If the welfare axe does continue to fall over the next five years, cities with weaker economies may well be hit hardest.
While it’s arguably received more attention than the fiscal deficit, welfare certainly hasn’t dominated this election campaign. Yet as the single biggest component of government spending and with the biggest cuts potentially yet to come, the next government faces some important choices with regard to welfare policy. The impacts of these choices – on income and work incentives – will be uneven, as the scale and nature of welfare spending varies between places.
The next government will inherit the £9 billion worth of cuts set to come in over the course of the next parliament. Most significant among these are the freeze to working-age benefits, cuts to child tax credit and the continued roll-out of the less generous Universal Credit. The Conservatives would continue to implement these plans, while Labour has pledged to ‘review cuts in Universal Credit’ with a £2 billion reinvestment. Jeremy Corbyn has also pledged to end the benefits freeze, although it is not in the party’s manifesto. The Liberal Democrats have pledged to reverse the cuts in full.
Whether implemented or not, the decisions made about future welfare cuts will have implications for millions of people across the country. But, as the scale and composition of welfare spending varies between cities, some cities are likely to be more affected than others.
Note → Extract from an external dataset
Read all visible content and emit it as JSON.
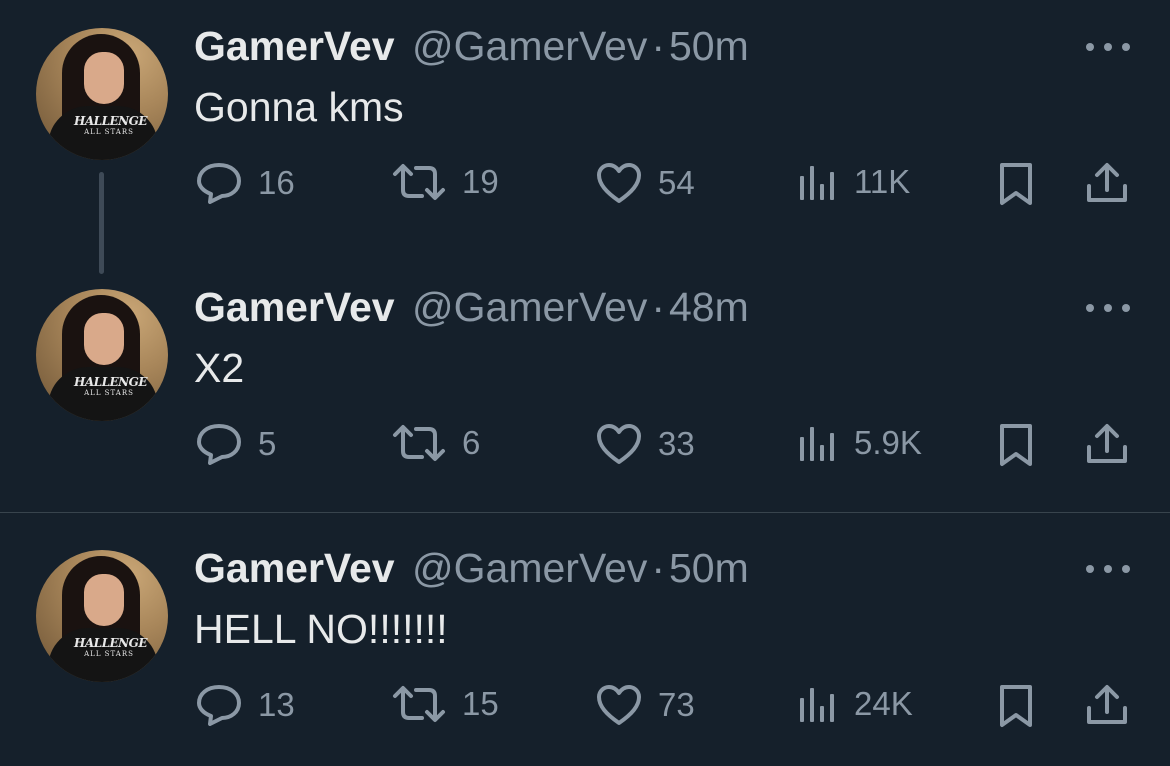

The overall size of the welfare bill varies significantly across different cities. The benefits bill per capita in Blackpool (£4,400) is more than twice the size of the bill in Cambridge (£2,100). These two cities highlight broader geographic patterns in welfare spending, with every city in the top 20 for welfare spending on a per capita basis being in the North, Midlands or Wales, while per capita spend tends to be far lower in cities in the South. Overall, cities with the strongest economies tend to rely less on welfare payments than other cities. If the welfare axe does continue to fall over the next five years, cities with weaker economies may well be hit hardest.
The effects of any changes to welfare spending need to be considered alongside changes to tax and minimum wage policy. The benefit bill tends to be much higher in low wage cities where increases in the National Living Wage will have more bite. Yet, given the scale of the cuts and that low paid workers don’t necessarily live in welfare dependent households, reductions in welfare spending in these cities are not likely to be offset by increases to the wage floor.
Mitigating the impact of cuts in these places means focusing on ways to improve access to employment opportunities in these cities by improving skills and supporting employers to create more jobs and offer higher wages.
Alongside the variation in the relative size of the benefits bill across cities, the composition of welfare spending varies too. This may mean that some cities are better protected from the cuts than others, particularly those where pensioner benefits account for a large proportion of expenditure. With the majority of parties pledging to maintain the ‘triple lock’ (or the inflation and earnings components of it, in the case of the Conservatives), overall levels of welfare spending may be better protected in cities, such as Bournemouth and York, where the state pension accounts for more than half of total expenditure. By comparison, the state pension accounts for just 24 per cent in Slough.
Beyond any prediction of what might happen to levels of welfare spending in different cities, the composition of welfare spending provides an indication of the nature of the challenge in different places and the broader mix of policies needed to reduce welfare dependency in different parts of the country.
Spending on housing benefit tends to be much higher in high cost cities, for example. Nationally, spending on housing benefits ranks as the third largest expenditure behind pensioner benefits and tax credits. In the four least affordable cities – Brighton, Cambridge, London and Oxford – the housing benefit bill is 1.5 times larger than the tax credit bill and 16 times larger than the bill for Job Seekers Allowance (JSA). Housing benefit accounts for 22 per cent of welfare spending in London, whereas it comprises just 8 per cent of the total bill in Huddersfield and Mansfield. The next government will need to address housing affordability by increasing supply in these cities if it wants to address the underlying causes of demand for housing benefit.
Any changes to welfare policy need to be accompanied by the appropriate mix of policies in different cities in order to sustain and improve living standards over the course of the next parliament and beyond. In high welfare cities, this means focusing on policies such as education and skills to improve the opportunities for people to move off welfare and into work. In high cost cities, it means finding ways to increase the supply of housing. Cities themselves are arguably the best placed to get this balance right and to integrate interventions in ways that lead to better outcomes. The next government needs to look to cities if it wants to reduce the burden on the public purse and improve outcomes for people.